Tatiana Pinangé, diretora da Escola Cidadã Integral Almirante Saldanha, falou da importância dessa biblioteca para os socioeducandos como um caminho a trazer eles para a escola. “Para que eles percebam que estão fazendo parte de uma escola que é diferente de todas que eles já participaram até hoje, segundo afirmação dos mesmos”, comentou. “A biblioteca só vem a cooperar com esse modelo de escola integral socioeducativa, que é pioneira no país, e que nós estamos trazendo para eles a oportunidade da leitura em uma situação de privação de liberdade”, afirmou, destacando que muitos disseram que estão transformados por que conheceram poesias, que não conheciam.
Tatiana informou que até o final de outubro serão inauguradas as bibliotecas do CEA/JP e do CSE, também com essa mesma dedicação e essa mesma vontade de formar leitores. “Então a biblioteca da Escola Cidadã Integral Socioeducativa Almirante Saldanha é isso. Um incentivo a mais para que os meninos tornem-se, leitores”, observou.
Para a coordenadora pedagógica do CEJ, Hilka Macieira, a biblioteca apresenta um universo literário riquíssimo que, além de estimular o protagonismo juvenil dos socioeducandos, desperta o interesse, o que é muito importante nessa medida socioeducativa. “A leitura é uma ferramenta fundamental para a ressignificação de valores”, comentou. A inauguração da biblioteca contou com várias atividades como apresentação teatral, poema, contação de história e dinâmica, além de apresentação da biografia da patrona, exposição de alguns poemas e composições de Carolina. Ela lembrou também que essa ação contou também com a participação muito importante do professor Thiago Brandão, que este ano concorre ao prêmio ‘Mestre da Educação’.

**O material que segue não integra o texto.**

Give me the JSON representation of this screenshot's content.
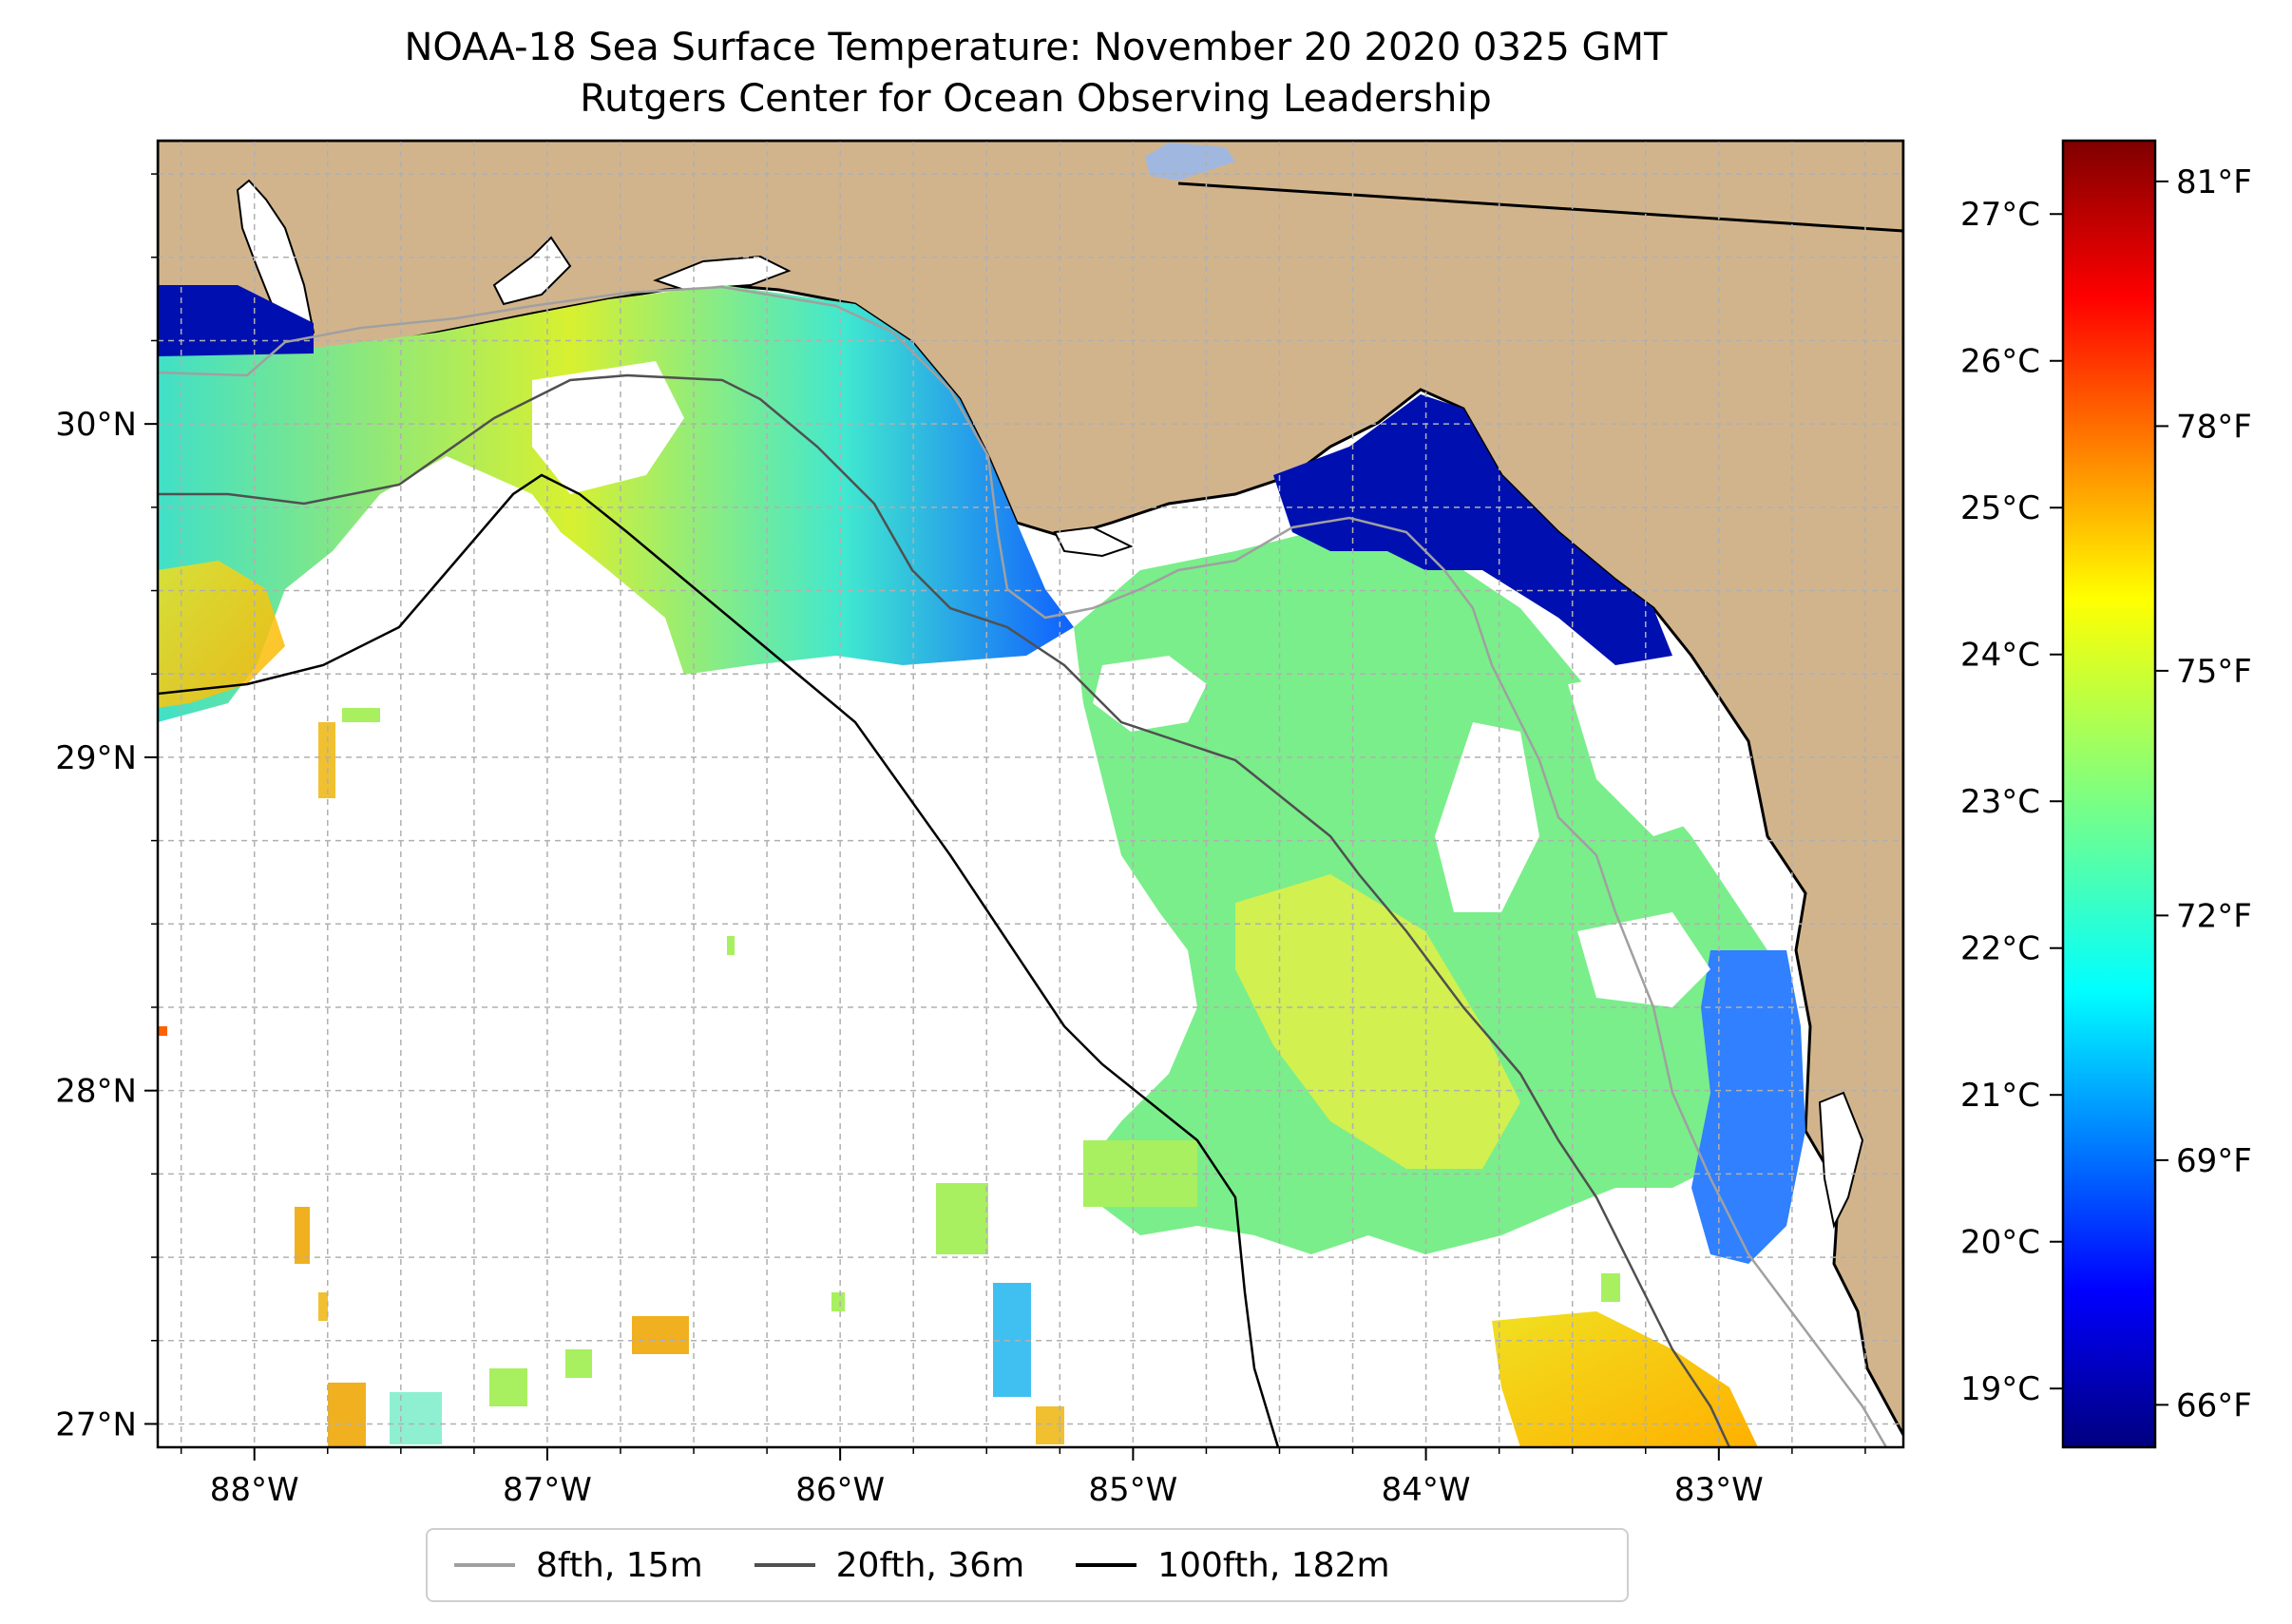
{
  "title": {
    "line1": "NOAA-18 Sea Surface Temperature: November 20 2020 0325 GMT",
    "line2": "Rutgers Center for Ocean Observing Leadership"
  },
  "map": {
    "lon_range": [
      -88.33,
      -82.37
    ],
    "lat_range": [
      26.93,
      30.85
    ],
    "lon_ticks": [
      "88°W",
      "87°W",
      "86°W",
      "85°W",
      "84°W",
      "83°W"
    ],
    "lat_ticks": [
      "30°N",
      "29°N",
      "28°N",
      "27°N"
    ],
    "land_color": "#d2b48c",
    "water_no_data_color": "#ffffff",
    "grid": true
  },
  "colorbar": {
    "celsius_ticks": [
      "19°C",
      "20°C",
      "21°C",
      "22°C",
      "23°C",
      "24°C",
      "25°C",
      "26°C",
      "27°C"
    ],
    "fahrenheit_ticks": [
      "66°F",
      "69°F",
      "72°F",
      "75°F",
      "78°F",
      "81°F"
    ],
    "range_c": [
      18.6,
      27.5
    ],
    "colormap": "jet"
  },
  "legend": {
    "items": [
      {
        "label": "8fth, 15m",
        "color": "#a0a0a0"
      },
      {
        "label": "20fth, 36m",
        "color": "#505050"
      },
      {
        "label": "100fth, 182m",
        "color": "#000000"
      }
    ]
  }
}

Thiago Brandão, que é professor de História e padrinho da biblioteca, disse que os jovens e adolescentes chegam à unidade com uma defasagem de leitura e escrita muito grande. Então a biblioteca tem como objetivo dirimir um pouco a deficiência dessa leitura e dessa escrita, mas também ampliar a visão de mundo deles. “Então a leitura tem esse suporte de fazer com que as pessoas cada vez mais imaginem e se imaginem dentro de mundos e com isso ampliem a própria visão sobre si”, declarou.
Fernanda Ferreira, professora de Artes do Centro Socioeducativo Edson Mota (CSE) e atriz interpretou Carolina Maria de Jesus, na inauguração. Ela conseguiu trazer para cena a mulher negra, catadora de lixo, que fez da sua vida um livro de histórias. “Fiquei super feliz como mulher, negra oriunda do meio popular, interpretar Carolina”, disse, ressaltando estar encantada com o legado da escritora e orgulhosa com a força dessa mulher que conseguiu, catando lixo, montar uma biblioteca na sua casa de alvenaria em uma favela e se superar.

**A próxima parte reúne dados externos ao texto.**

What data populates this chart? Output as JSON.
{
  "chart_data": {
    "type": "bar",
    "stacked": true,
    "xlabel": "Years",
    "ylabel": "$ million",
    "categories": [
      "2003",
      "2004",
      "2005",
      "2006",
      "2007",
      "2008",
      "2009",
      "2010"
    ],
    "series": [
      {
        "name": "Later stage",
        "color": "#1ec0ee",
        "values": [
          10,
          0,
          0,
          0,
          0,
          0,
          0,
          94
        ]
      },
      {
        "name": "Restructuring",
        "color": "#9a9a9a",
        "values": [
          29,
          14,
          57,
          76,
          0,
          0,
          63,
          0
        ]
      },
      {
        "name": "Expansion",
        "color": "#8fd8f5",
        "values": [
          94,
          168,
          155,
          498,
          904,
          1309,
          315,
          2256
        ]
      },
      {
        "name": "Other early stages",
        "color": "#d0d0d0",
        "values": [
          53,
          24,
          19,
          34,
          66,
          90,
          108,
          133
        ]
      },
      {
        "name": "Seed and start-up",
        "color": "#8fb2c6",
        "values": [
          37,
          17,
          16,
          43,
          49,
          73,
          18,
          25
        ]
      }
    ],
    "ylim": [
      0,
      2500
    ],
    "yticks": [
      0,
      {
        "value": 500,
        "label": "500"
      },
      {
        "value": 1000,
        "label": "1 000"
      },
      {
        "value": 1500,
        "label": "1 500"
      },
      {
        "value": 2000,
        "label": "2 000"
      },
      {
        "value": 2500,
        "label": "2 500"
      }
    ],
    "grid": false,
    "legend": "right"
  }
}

Quem é – Carolina Maria de Jesus foi uma escritora brasileira, conhecida por seu livro Quarto de Despejo: Diário de uma Favelada, publicado em 1960. Foi uma das primeiras escritoras negras do Brasil. A autora viveu boa parte de sua vida na favela do Canindé, na zona norte de São Paulo, sustentando a si mesma e seus três filhos como catadora de papéis. Em 1958, tem seu diário publicado sob o nome Quarto de Despejo, com auxílio do jornalista Audálio Dantas. O livro fez um enorme sucesso e chegou a ser traduzido para 14 línguas. Carolina de Jesus era também compositora e poetisa. Sua obra permanece objeto de diversos estudos, tanto no Brasil quanto no exterior.